Wisconsin Kuzey Amerika’da değil Orta Doğu’da olsaydı, oryantalist batı medyası çoktan “devrim” manşetleri atmıştı. Yaşananlar domino korkusunun her an her yerde karşımıza çıkabileceğini gösteriyor. Tıpkı Yunanistan, Portekiz, İzlanda ve İrlanda’da olduğu gibi ABD’de de krizin yarattığı ekonomik sonuçlar işçilere ödetilmek isteniyor. Bu saldırı Yunanistan’da 1 yılda 13 genel grevle cevaplandı. Sıra Kuzey Amerika’ya geldi.

ABD’nin dört bir yanından destek vermek için Wisconsin’e gelenler oldu. Yakın eyaletlerde büyük gösteriler yapılıyor. Wisconsin’in yanı sıra Ohio, Indiana, New Jersey ve Michigan gibi sanayi yoğun eyaletlerde de son seçimleri Cumhuriyetçiler kazandı. Vali Walker yalnız değil. Benzer yasalar oralarda da hazırlanıyor. Wisconsin eylemleri diğer eyaletleri de etkileyecek. İşçi düşmanı ve özelleştirmeci yasa Wisconsin’de durdurulursa komşular rahat nefes alacak. Wisconsin kaybederse domino onların üzerine yıkılacak.

Bazı Demokrat senatörler toplantıları boykot etse de merkezi düzeyde Demokrat Parti’den yasaya karşı ses çıkmıyor. Demokrat Partili sendika yöneticileri "toplu sözleşme hakkını korumak için ücretlerin düşürülmesini” kabul edebileceklerini duyurdular. Ancak gerek tabanın baskısı gerekse işçi sendikalarının etkisiyle eylemler devam ediyor. İşçiler sadece ücret için değil Cumhuriyetçiler’in ve Demokratlar’ın ortak bir ilkesine karşı mücadele ediyor.

BİR İHTİMAL DAHA VAR...

Bütçe açığının kapatılması için önerilen bütün önlemler çalışan kesimlerle ilgili olumsuz düzenlemeler veya kamu hizmetlerinin özelleştirilmesi yönünde. 150 yıllık sendikal hakların tırpanlanması işçilerin hedef tahtasına konduğunun açık bir göstergesi.

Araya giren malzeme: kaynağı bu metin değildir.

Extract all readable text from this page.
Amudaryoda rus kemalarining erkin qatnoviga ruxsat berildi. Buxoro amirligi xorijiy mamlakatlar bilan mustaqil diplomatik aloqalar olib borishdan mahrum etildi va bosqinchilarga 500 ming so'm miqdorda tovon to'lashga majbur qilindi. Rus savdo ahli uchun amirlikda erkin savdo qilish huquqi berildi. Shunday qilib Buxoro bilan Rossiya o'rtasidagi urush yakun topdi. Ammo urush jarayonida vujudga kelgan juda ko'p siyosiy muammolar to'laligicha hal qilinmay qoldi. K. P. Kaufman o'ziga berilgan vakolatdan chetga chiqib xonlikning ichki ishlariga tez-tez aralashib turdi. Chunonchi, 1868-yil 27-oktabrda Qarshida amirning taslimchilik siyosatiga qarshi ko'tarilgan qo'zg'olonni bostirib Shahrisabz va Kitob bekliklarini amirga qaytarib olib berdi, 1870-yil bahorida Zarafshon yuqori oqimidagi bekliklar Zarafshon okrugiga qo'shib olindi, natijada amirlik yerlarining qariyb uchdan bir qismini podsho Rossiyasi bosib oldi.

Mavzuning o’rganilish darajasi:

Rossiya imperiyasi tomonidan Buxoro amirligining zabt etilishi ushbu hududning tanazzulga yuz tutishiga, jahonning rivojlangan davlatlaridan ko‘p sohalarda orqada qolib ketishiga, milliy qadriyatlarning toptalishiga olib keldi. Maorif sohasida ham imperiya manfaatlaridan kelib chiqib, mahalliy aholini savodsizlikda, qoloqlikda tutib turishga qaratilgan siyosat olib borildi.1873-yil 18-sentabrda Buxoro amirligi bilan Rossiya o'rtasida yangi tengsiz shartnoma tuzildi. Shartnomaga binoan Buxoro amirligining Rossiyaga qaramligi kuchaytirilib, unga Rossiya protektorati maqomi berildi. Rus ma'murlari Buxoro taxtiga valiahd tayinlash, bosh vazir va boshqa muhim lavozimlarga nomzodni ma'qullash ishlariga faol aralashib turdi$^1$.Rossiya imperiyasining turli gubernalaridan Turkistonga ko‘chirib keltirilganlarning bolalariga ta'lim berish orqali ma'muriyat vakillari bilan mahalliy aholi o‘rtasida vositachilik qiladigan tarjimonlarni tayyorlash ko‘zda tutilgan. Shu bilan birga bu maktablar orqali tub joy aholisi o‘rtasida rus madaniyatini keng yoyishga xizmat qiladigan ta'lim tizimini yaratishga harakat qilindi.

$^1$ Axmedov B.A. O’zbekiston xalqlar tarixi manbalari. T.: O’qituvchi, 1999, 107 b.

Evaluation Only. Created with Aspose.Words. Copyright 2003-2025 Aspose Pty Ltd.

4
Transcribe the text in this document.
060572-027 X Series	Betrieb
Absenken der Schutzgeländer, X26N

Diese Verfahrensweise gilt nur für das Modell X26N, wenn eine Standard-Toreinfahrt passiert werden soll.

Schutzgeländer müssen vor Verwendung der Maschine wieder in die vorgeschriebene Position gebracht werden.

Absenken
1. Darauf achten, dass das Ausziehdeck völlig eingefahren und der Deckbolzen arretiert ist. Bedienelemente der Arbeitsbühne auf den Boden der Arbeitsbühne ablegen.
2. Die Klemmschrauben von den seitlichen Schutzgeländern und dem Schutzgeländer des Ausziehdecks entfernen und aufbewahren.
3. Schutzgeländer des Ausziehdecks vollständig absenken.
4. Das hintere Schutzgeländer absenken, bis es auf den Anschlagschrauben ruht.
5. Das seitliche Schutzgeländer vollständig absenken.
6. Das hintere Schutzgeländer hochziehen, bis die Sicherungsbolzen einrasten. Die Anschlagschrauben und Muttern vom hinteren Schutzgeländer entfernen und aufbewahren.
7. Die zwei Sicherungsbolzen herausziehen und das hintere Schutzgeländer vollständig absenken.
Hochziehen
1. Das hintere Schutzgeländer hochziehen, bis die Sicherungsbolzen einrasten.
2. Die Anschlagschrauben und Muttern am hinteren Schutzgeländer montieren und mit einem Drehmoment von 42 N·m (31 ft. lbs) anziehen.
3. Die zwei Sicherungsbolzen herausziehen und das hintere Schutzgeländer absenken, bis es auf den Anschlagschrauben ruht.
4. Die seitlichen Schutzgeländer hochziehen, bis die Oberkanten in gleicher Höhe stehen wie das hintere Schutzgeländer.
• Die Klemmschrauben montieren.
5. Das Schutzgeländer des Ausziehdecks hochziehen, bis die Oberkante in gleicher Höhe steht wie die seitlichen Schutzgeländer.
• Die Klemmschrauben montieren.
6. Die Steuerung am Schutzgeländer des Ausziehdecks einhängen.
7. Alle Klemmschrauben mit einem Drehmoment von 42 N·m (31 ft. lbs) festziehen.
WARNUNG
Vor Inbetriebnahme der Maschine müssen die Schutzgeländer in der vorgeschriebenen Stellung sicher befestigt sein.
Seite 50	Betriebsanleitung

Elektrik santrallerini seçim kampanyasına destek veren şirketlere satmaya hazırlanan Vali Walker bütçe açığını kapatmak için işçiler savaş açmış durumda.

Wisconsin’in bütçe açığı 3.6 milyar dolar, ABD’nin toplam bütçe açığı ise 130 milyar dolar. ABD’de kriz sonrasında gelir dağılımındaki dengesizlik arttı. Gelirin eşitlikçi paylaşımı sorunları çözebilir. Bush’un başlatıp Obama’nın devam ettirdiği ve zenginlerin faydalandığı “vergi indirimi yasası” bir süreliğine askıya alınsa ABD’nin bütçe açığı kapanıyor. Farklı alternatifler de yaratılabilir. Örneğin, Wall Street’deki yöneticiler maaşlarını bağışlasalar veya ABD’nin en zengin 400 kişisinin toplam 1,37 trilyon doları bulan servetine %10’luk bir vergi uygulansa; holdinglerin 1.66 trilyon doları bulan yıllık karına veya 2 trilyonluk nakit birikimlerine vergi uygulansa ABD’nin bütçe açığı kapanıyor.

Son filmine “Kapitalizm: Bir Aşk Hikâyesi” ismini veren Michael Moore “Yasayı Geri Çek” (Kill the Bill) sloganları eşliğinde yaptığı destek konuşmasında “Amerika züğürt değil, yalnızca kimden vergi alacağını bilmiyor” dedi.

Kapitalizm: cellâdımıza âşık olma hikâyesi… Ayrılık sahnesi Hollywood setinde değil Wisconsin sokaklarında çekiliyor.